Круг музыкальных интересов и знакомств Николая Константиновича расширялся также и благодаря Елене Ивановне. Она серьезно изучала музыку, была прекрасной пианисткой и к тому же приходилась двоюродной племянницей Мусоргскому. «В нашей жизни это имя прошло многообразно, постоянно встречаясь в самых неожиданных сочетаниях, — писал Рерих. — Вот вспоминается, как в мастерских Общества поощрения художеств под руководством Степы Митусова гремят хоры Мусоргского. Вот у А. А. Голенищева-Кутузова исполняется «Полководец». Вот Стравинский наигрывает из Мусоргского. Вот звучно гремит «Ночь на Лысой горе». А вот в Париже Шаляпин учит раскольницу спеть из «Хованщины». «Грех, смертный грех!» Бедной раскольнице никак не удается передать вескую интонацию Федора Ивановича, и пассаж повторяется несчетное число раз. Раскольница уже почти плачет, а Федор Иванович тычет перед ее носом пальцем и настаивает: «Помните же, что вы Мусоргского поете». В это ударение на Мусоргского великий певец вложил всю убедительность, которая должна звучать при этом имени для каждого русского. Исконно русское звучит во всем, что творил Мусоргский. Первым, кто меня познакомил с Мусоргским, был Стасов. В то время некоторые человеки от Мусоргского чурались и даже находили, что он напрасно занялся музыкой. Но Стасов, могучая кучка и все немногочисленные посетители первых Беляевских концертов были настоящими почитателями этого русского гения».
Перед театральным художником открывались большие возможности. Ведь в начале XX века русская театрально-декорационная живопись переживала расцвет. Основная заслуга в этом опять-таки принадлежала «мирискусникам». До конца прошлого столетия для оформления сцены пользовались большей частью так называемыми «дежурными декорациями», которые переходили из постановки в постановку до полного своего износа. Первыми отошли от такой «традиции» участники Мамонтовского театра в Абрамцеве. Позднее начали работать в частных и государственных театрах К. Коровин, А. Головин, Ал. Бенуа, Е. Лансере, В. Серов, Л. Бакст и другие крупные живописцы. По их эскизам создавались декорации, костюмы и весь сценический реквизит. И вскоре оформление сцены сделалось равноправным компонентом постановок. Художник стал значительным лицом в театре, его имя на афишах занимало видное место.

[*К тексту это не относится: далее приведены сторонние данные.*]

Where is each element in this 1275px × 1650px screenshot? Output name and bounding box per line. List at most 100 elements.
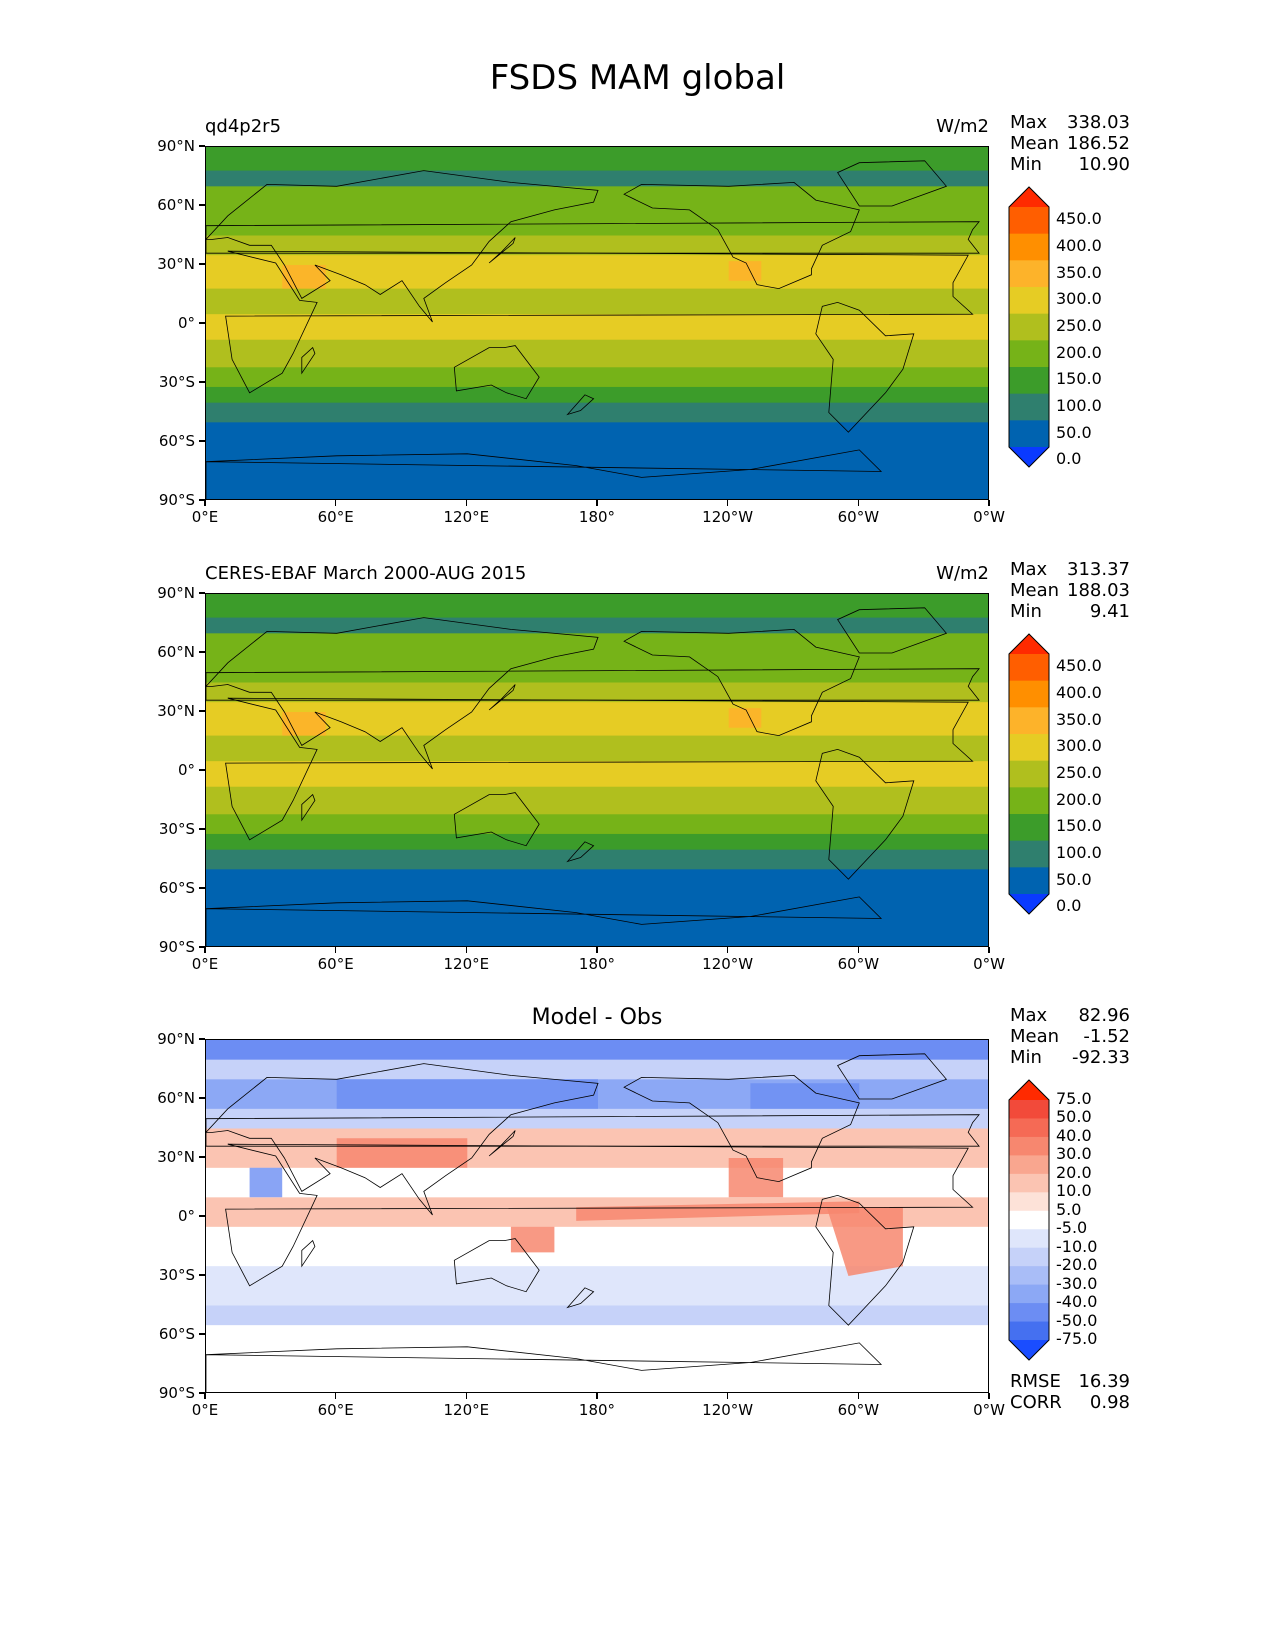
stat-value: 338.03 — [1067, 112, 1130, 133]
lon-tick-label: 120°E — [443, 508, 490, 526]
lat-tick-mark — [199, 1392, 205, 1394]
coastline — [206, 449, 883, 499]
coastline — [815, 748, 915, 880]
panel-units: W/m2 — [936, 563, 989, 584]
coastline — [206, 896, 883, 946]
coastline — [837, 607, 948, 654]
stat-row-min: Min 10.90 — [1010, 154, 1130, 175]
coastline — [623, 181, 860, 290]
colorbar-label: 50.0 — [1056, 422, 1092, 442]
panel-title-left: qd4p2r5 — [205, 116, 282, 137]
field-band — [206, 339, 988, 368]
lat-tick-label: 0° — [177, 314, 195, 332]
colorbar-extend-max — [1009, 634, 1049, 654]
lon-tick-label: 0°E — [191, 955, 219, 973]
lon-tick-label: 60°W — [837, 1401, 880, 1419]
colorbar-segment — [1009, 1155, 1049, 1175]
field-band — [206, 170, 988, 187]
field-band — [206, 786, 988, 815]
lat-tick-mark — [199, 1215, 205, 1217]
lon-tick-mark — [726, 947, 729, 953]
lat-tick-label: 60°S — [158, 879, 195, 897]
colorbar — [1008, 186, 1050, 472]
field-band — [206, 633, 988, 683]
lat-tick-label: 90°N — [157, 1030, 195, 1048]
colorbar-label: 150.0 — [1056, 816, 1102, 836]
colorbar-label: 100.0 — [1056, 396, 1102, 415]
colorbar-segment — [1009, 340, 1049, 368]
lat-tick-label: 60°N — [157, 196, 195, 214]
map-canvas — [206, 594, 988, 946]
lat-tick-mark — [199, 887, 205, 889]
lon-tick-label: 0°W — [973, 508, 1005, 526]
coastline — [301, 1239, 316, 1268]
map-panel-obs — [205, 593, 989, 947]
lat-tick-label: 30°S — [158, 373, 195, 391]
lat-tick-label: 30°N — [157, 255, 195, 273]
lon-tick-label: 60°E — [317, 955, 354, 973]
field-band — [206, 594, 988, 619]
colorbar-svg — [1008, 1079, 1050, 1361]
lat-tick-mark — [199, 322, 205, 324]
lat-tick-mark — [199, 1274, 205, 1276]
lat-tick-label: 60°N — [157, 1089, 195, 1107]
stat-value: 188.03 — [1067, 580, 1130, 601]
colorbar-segment — [1009, 313, 1049, 341]
field-patch — [728, 1158, 784, 1198]
stat-row-corr: CORR 0.98 — [1010, 1392, 1130, 1413]
colorbar-outline — [1008, 186, 1050, 468]
stat-value: 16.39 — [1078, 1371, 1130, 1392]
field-band — [206, 849, 988, 870]
map-canvas — [206, 1040, 988, 1392]
colorbar-segment — [1009, 814, 1049, 842]
field-band — [206, 386, 988, 404]
field-band — [206, 314, 988, 341]
colorbar-segment — [1009, 1247, 1049, 1267]
coastline — [453, 345, 540, 400]
stat-row-max: Max 313.37 — [1010, 559, 1130, 580]
colorbar-outline — [1008, 1079, 1050, 1361]
stat-value: 82.96 — [1078, 1005, 1130, 1026]
colorbar-label: 20.0 — [1056, 1162, 1092, 1182]
colorbar-label: -50.0 — [1056, 1310, 1098, 1330]
colorbar-label: 50.0 — [1056, 869, 1092, 889]
field-patch — [576, 1201, 860, 1221]
colorbar-label: 350.0 — [1056, 262, 1102, 282]
colorbar-segment — [1009, 1321, 1049, 1341]
coastline — [206, 221, 980, 254]
map-panel-diff — [205, 1039, 989, 1393]
lat-tick-label: 30°N — [157, 702, 195, 720]
colorbar-segment — [1009, 1303, 1049, 1322]
field-patch — [728, 261, 762, 281]
field-band — [206, 735, 988, 762]
lon-tick-label: 120°W — [702, 1401, 754, 1419]
lon-tick-label: 60°W — [837, 955, 880, 973]
colorbar-extend-min — [1009, 1340, 1049, 1360]
coastline — [815, 1194, 915, 1326]
stat-label: Mean — [1010, 1026, 1060, 1047]
lat-tick-label: 0° — [177, 761, 195, 779]
field-patch — [336, 1138, 468, 1168]
lat-tick-mark — [199, 1156, 205, 1158]
lon-tick-mark — [334, 1393, 337, 1399]
coastline — [301, 346, 316, 375]
colorbar-label: 350.0 — [1056, 709, 1102, 729]
coastline — [623, 1074, 860, 1183]
lon-tick-mark — [334, 500, 337, 506]
colorbar-label: 0.0 — [1056, 896, 1082, 916]
colorbar-label: 400.0 — [1056, 236, 1102, 255]
lat-tick-mark — [199, 769, 205, 771]
field-band — [206, 617, 988, 634]
lon-tick-label: 180° — [578, 1401, 616, 1419]
stat-label: Max — [1010, 112, 1048, 133]
lon-tick-label: 60°E — [317, 508, 354, 526]
colorbar-extend-max — [1009, 1080, 1049, 1100]
lon-tick-mark — [988, 500, 990, 506]
coastline — [206, 170, 599, 323]
lon-tick-mark — [465, 1393, 468, 1399]
field-patch — [750, 1083, 860, 1109]
lat-tick-mark — [199, 1038, 205, 1040]
colorbar-segment — [1009, 1118, 1049, 1138]
coastline — [488, 237, 516, 264]
stat-value: 0.98 — [1089, 1392, 1130, 1413]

Первой работой Рериха для театра были эскизы к несостоявшейся постановке «Девассари Абунту» (1906). Эти и некоторые другие эскизы («Ункрада», «Дары», «Песня о викинге») позднее были использованы художником для картин.
Впервые зрители увидели декорации Рериха в мистерии «Три волхва» («Три мага»), поставленной в 1907 году в «Старинном театре». Вскоре Рерих приступил к работе над вагнеровской «Валькирией», которая его сразу же увлекла. Рериха интересовала проблема сочетания музыкальных и живописных образов. В письме к брату Борису Николай Константинович замечает: «Напрасно ты не вслушался в «Валькирию» — это высокохудожественная опера, специально написанная для сцены. Например, помнишь скачку Валькирий — какая это могучая картина, сколько в ней прозрачности и силы! Учись понимать картинность в музыке».
Значительно позже Рерих стал одним из самых тонких интерпретаторов творчества Вагнера. В 1921 году в дармштадтском журнале «Kunst und Dekoration» появилась статья В. Риттера, в которой декорации Рериха к сценическим музыкальным произведениям немецкого композитора оценивались как лучшие в мировом изобразительном искусстве.
Шумный, заслуженный успех выпал на долю Рериха в 1909 году, когда в парижском театре «Шатле» открылся первый «русский сезон». На суд требовательной французской публики Дягилев вынес достижения отечественного искусства. В зале звучала музыка Мусоргского, Глинки, Римского-Корсакова, Бородина, Чайковского Пели Шаляпин, Смирнов, Алчевский. Танцевали Павлова, Карсавина, Фокин, Нижинский. Декорации и костюмы были выполнены по эскизам Бакста, Ал. Бенуа, К. Коровина, Рериха.
«Вот это краски! Вот это декорации! Я только что вернулся из России, и у них везде так!» — говорил на одном из спектаклей художник Морис Дени. Его дружно поддержали другие известные мастера. Жак Бланш восторгался: «Я желал бы бывать в «Шатле» каждый вечер именно ради этих красок, чтобы насыщать ими свое зрение».